Nina stared at the tray of coke as the cocktail waitress snaked her way farther through the kitchen. She wondered when, exactly, that had happened. People couldn’t just do coke off the coffee tables anymore?

Tarine turned the corkscrew and then pulled the cork out.

The people around them turned at the sound. Some of them watched for a moment too long, these two beautiful women standing next to each other. Both tall and tan and lean and sparkling. Then they all went on with the rest of their conversations.

Nina saw the girl in the purple dress again, standing alone near the chips. She’d noticed her earlier, coming in the door. Now, the girl met her eye, somewhat timidly. Nina got the distinct impression the girl wanted her attention, would have loved the opportunity to talk to her.

Increasingly, Nina was feeling like the party attracted people who wanted her to provide them a good story to tell. They wanted tobe able to say they met “the girl from the poster” or “the girl from the T-shirt ad” or “Mick Riva’s daughter” or “Jay Riva’s sister” or “Brandon Randall’s wife” or whatever other way they wanted to define her.

“Do you ever wish you could be invisible for five minutes?” Nina asked Tarine.

Tarine looked at her, considered her. “No,” she said. “That sounds like a nightmare.” Tarine poured herself a glass and suddenly, Kyle Manheim pulled up between the two of them.

“Hey, Nina,” he yelled over the music. “Great party.”

“Thanks,” Nina said.

“Can I get in on that?” Kyle called to Tarine as he held out his empty cup.

Tarine looked at Kyle, sizing him up, and then said, decisively, “Not going to happen.”

Kyle walked away and Tarine took a sip of her wine. She closed her eyes as she tasted it, as if everything else could wait. When she opened her eyes back up, she said to Nina, “Today has not been easy. I found wrinkles between my breasts.”

Nina laughed. “What are you even talking about?”

Tarine put her wineglass on the counter and surreptitiously pulled the top of her dress down. Nina had to admit she could see the faintest set of lines along her friend’s cleavage.
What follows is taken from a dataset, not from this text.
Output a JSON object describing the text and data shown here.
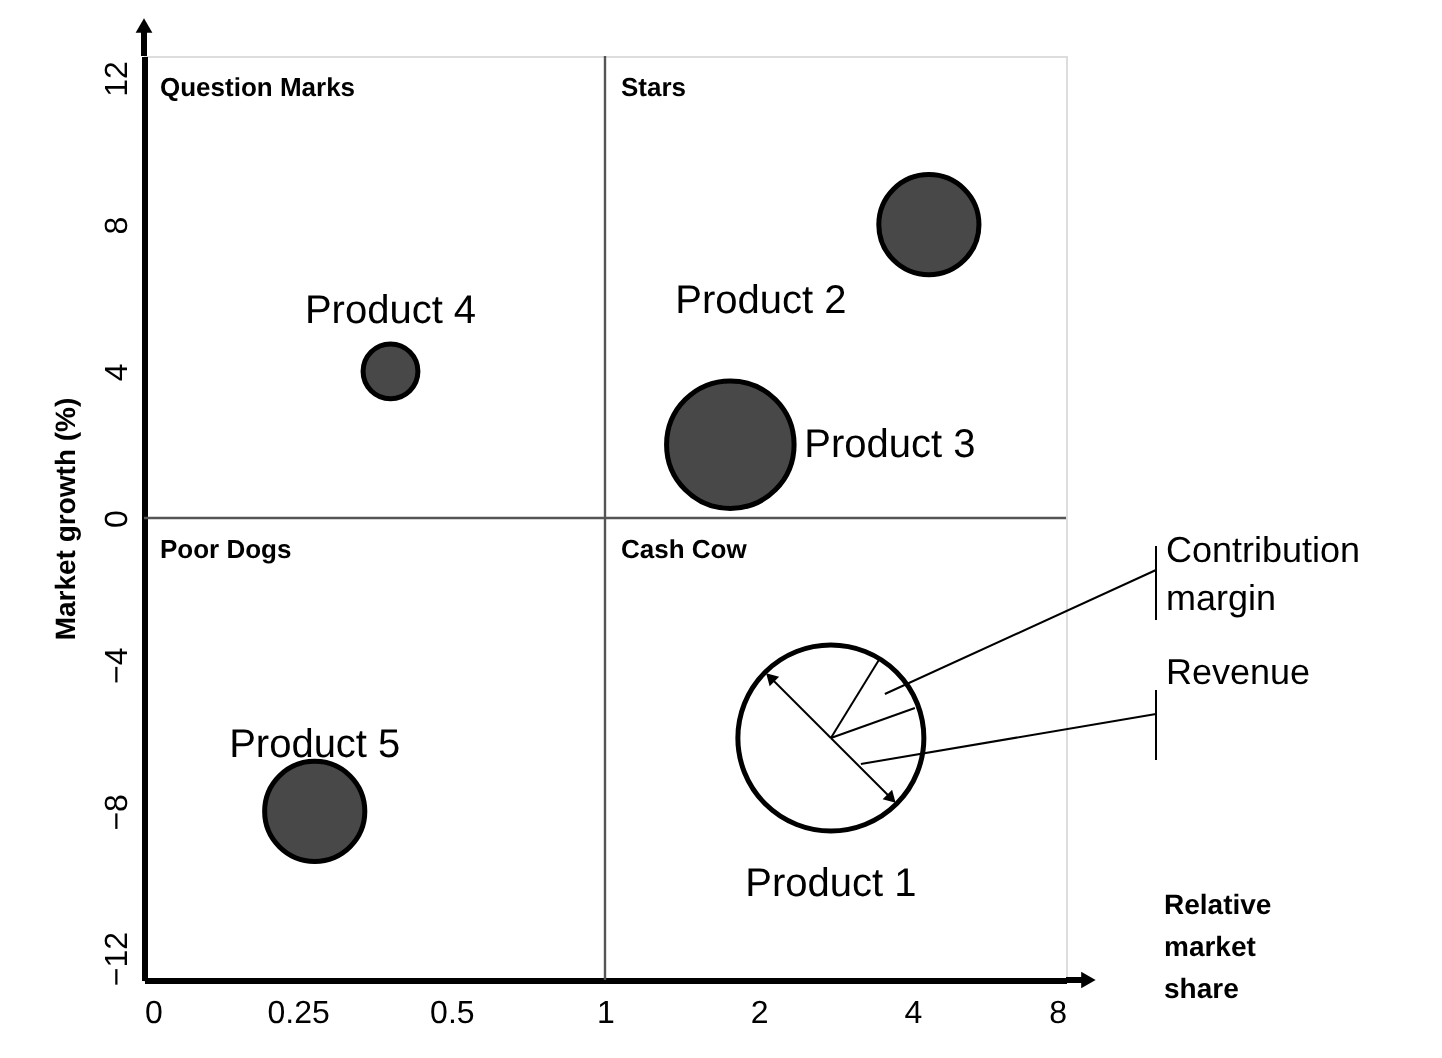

“I am getting old. The offers are going to start to dry up,” Tarine said.

“Oh, stop it,” Nina said. “You still have plenty of time.”
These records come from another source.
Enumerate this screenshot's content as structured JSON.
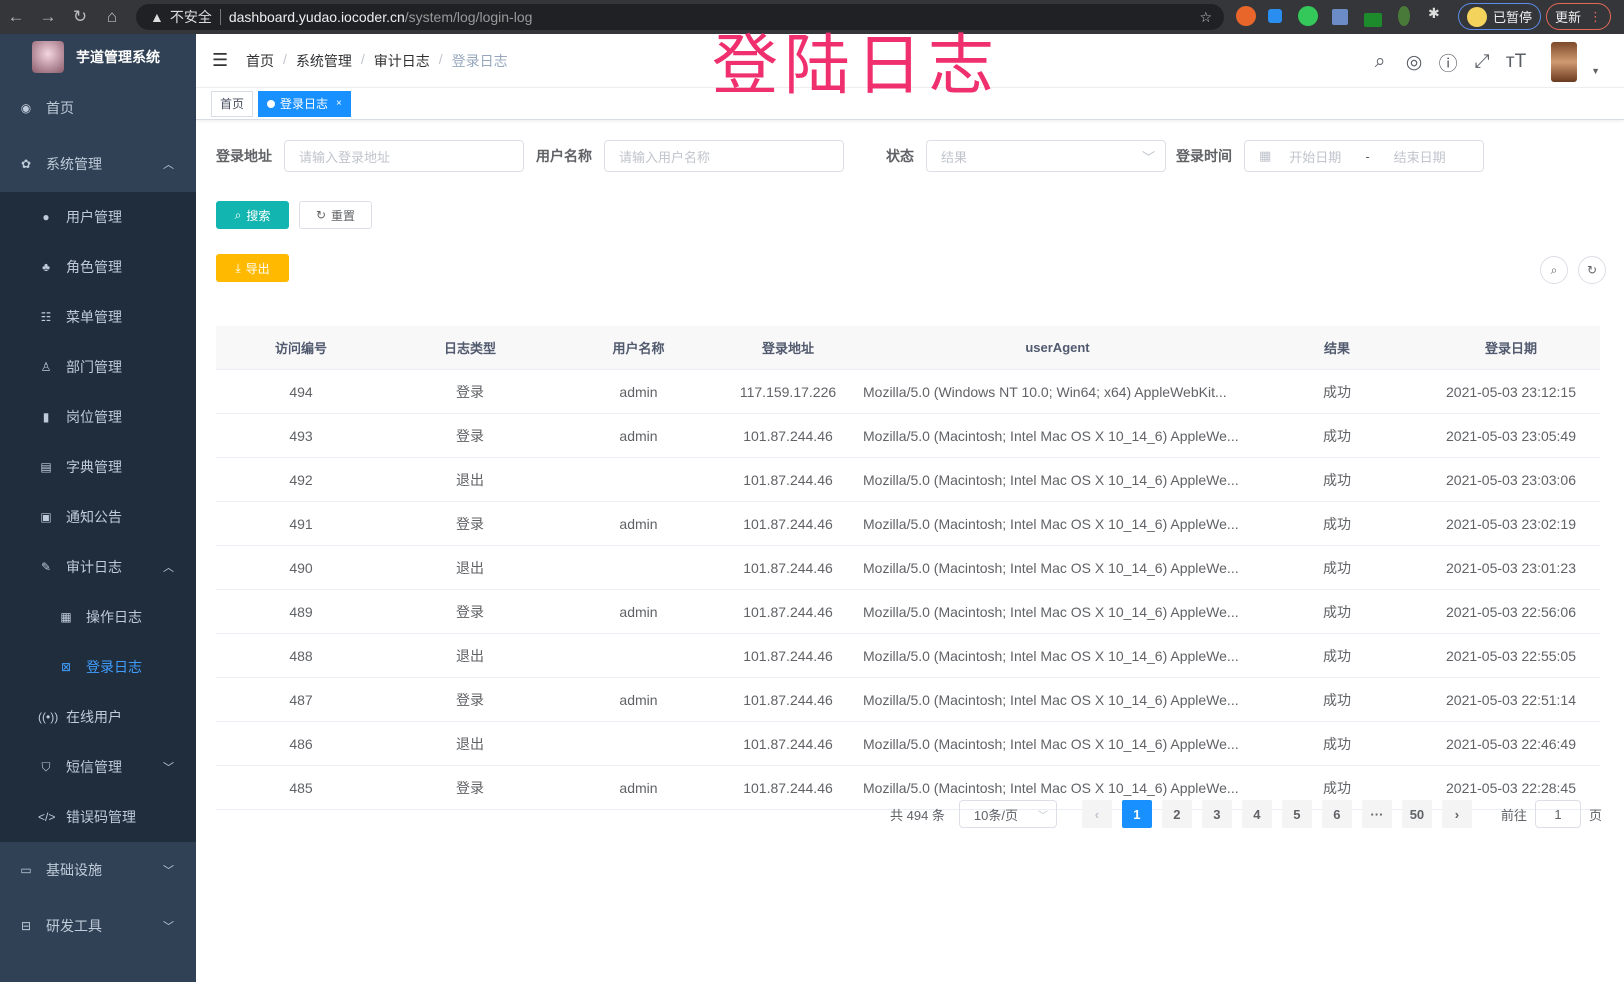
{
  "browser": {
    "security": "不安全",
    "host": "dashboard.yudao.iocoder.cn",
    "path": "/system/log/login-log",
    "profile": "已暂停",
    "update": "更新"
  },
  "overlay_title": "登陆日志",
  "sidebar": {
    "title": "芋道管理系统",
    "items": [
      {
        "label": "首页",
        "icon": "dashboard-icon"
      },
      {
        "label": "系统管理",
        "icon": "gear-icon",
        "expanded": true,
        "children": [
          {
            "label": "用户管理",
            "icon": "user-icon"
          },
          {
            "label": "角色管理",
            "icon": "peoples-icon"
          },
          {
            "label": "菜单管理",
            "icon": "tree-table-icon"
          },
          {
            "label": "部门管理",
            "icon": "tree-icon"
          },
          {
            "label": "岗位管理",
            "icon": "post-icon"
          },
          {
            "label": "字典管理",
            "icon": "dict-icon"
          },
          {
            "label": "通知公告",
            "icon": "message-icon"
          },
          {
            "label": "审计日志",
            "icon": "log-icon",
            "expanded": true,
            "children": [
              {
                "label": "操作日志",
                "icon": "form-icon"
              },
              {
                "label": "登录日志",
                "icon": "logininfor-icon",
                "active": true
              }
            ]
          },
          {
            "label": "在线用户",
            "icon": "online-icon"
          },
          {
            "label": "短信管理",
            "icon": "validcode-icon"
          },
          {
            "label": "错误码管理",
            "icon": "code-icon"
          }
        ]
      },
      {
        "label": "基础设施",
        "icon": "monitor-icon"
      },
      {
        "label": "研发工具",
        "icon": "tool-icon"
      }
    ]
  },
  "breadcrumb": [
    "首页",
    "系统管理",
    "审计日志",
    "登录日志"
  ],
  "tags": [
    {
      "label": "首页"
    },
    {
      "label": "登录日志",
      "active": true
    }
  ],
  "search": {
    "addr_label": "登录地址",
    "addr_placeholder": "请输入登录地址",
    "user_label": "用户名称",
    "user_placeholder": "请输入用户名称",
    "status_label": "状态",
    "status_placeholder": "结果",
    "time_label": "登录时间",
    "start_placeholder": "开始日期",
    "sep": "-",
    "end_placeholder": "结束日期",
    "search_btn": "搜索",
    "reset_btn": "重置",
    "export_btn": "导出"
  },
  "table": {
    "columns": [
      "访问编号",
      "日志类型",
      "用户名称",
      "登录地址",
      "userAgent",
      "结果",
      "登录日期"
    ],
    "rows": [
      [
        "494",
        "登录",
        "admin",
        "117.159.17.226",
        "Mozilla/5.0 (Windows NT 10.0; Win64; x64) AppleWebKit...",
        "成功",
        "2021-05-03 23:12:15"
      ],
      [
        "493",
        "登录",
        "admin",
        "101.87.244.46",
        "Mozilla/5.0 (Macintosh; Intel Mac OS X 10_14_6) AppleWe...",
        "成功",
        "2021-05-03 23:05:49"
      ],
      [
        "492",
        "退出",
        "",
        "101.87.244.46",
        "Mozilla/5.0 (Macintosh; Intel Mac OS X 10_14_6) AppleWe...",
        "成功",
        "2021-05-03 23:03:06"
      ],
      [
        "491",
        "登录",
        "admin",
        "101.87.244.46",
        "Mozilla/5.0 (Macintosh; Intel Mac OS X 10_14_6) AppleWe...",
        "成功",
        "2021-05-03 23:02:19"
      ],
      [
        "490",
        "退出",
        "",
        "101.87.244.46",
        "Mozilla/5.0 (Macintosh; Intel Mac OS X 10_14_6) AppleWe...",
        "成功",
        "2021-05-03 23:01:23"
      ],
      [
        "489",
        "登录",
        "admin",
        "101.87.244.46",
        "Mozilla/5.0 (Macintosh; Intel Mac OS X 10_14_6) AppleWe...",
        "成功",
        "2021-05-03 22:56:06"
      ],
      [
        "488",
        "退出",
        "",
        "101.87.244.46",
        "Mozilla/5.0 (Macintosh; Intel Mac OS X 10_14_6) AppleWe...",
        "成功",
        "2021-05-03 22:55:05"
      ],
      [
        "487",
        "登录",
        "admin",
        "101.87.244.46",
        "Mozilla/5.0 (Macintosh; Intel Mac OS X 10_14_6) AppleWe...",
        "成功",
        "2021-05-03 22:51:14"
      ],
      [
        "486",
        "退出",
        "",
        "101.87.244.46",
        "Mozilla/5.0 (Macintosh; Intel Mac OS X 10_14_6) AppleWe...",
        "成功",
        "2021-05-03 22:46:49"
      ],
      [
        "485",
        "登录",
        "admin",
        "101.87.244.46",
        "Mozilla/5.0 (Macintosh; Intel Mac OS X 10_14_6) AppleWe...",
        "成功",
        "2021-05-03 22:28:45"
      ]
    ]
  },
  "pagination": {
    "total": "共 494 条",
    "page_size": "10条/页",
    "pages": [
      "1",
      "2",
      "3",
      "4",
      "5",
      "6",
      "···",
      "50"
    ],
    "current": "1",
    "goto_label": "前往",
    "goto_value": "1",
    "page_suffix": "页"
  },
  "colors": {
    "sidebar": "#304156",
    "active": "#409eff",
    "primary": "#1890ff",
    "search": "#13b5b1",
    "export": "#ffba00",
    "overlay": "#f0306e"
  }
}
“Three more years, tops,” Tarine said, and Nina knew this was probably right. In the world they lived in, they had to make hay while the sun shined because once the sun set, it got very cold and dark indeed.

But part of Nina ached for that time, the time when people stopped looking, stopped caring. Part of her wished she could take her beauty and hand it over to someone else, someone who wanted it.

“Three years is still a long time,” Nina said.

“I am not sure I agree,” Tarine said.

“So is that why you’re with Greg?” Nina asked, quietly. “Some security?”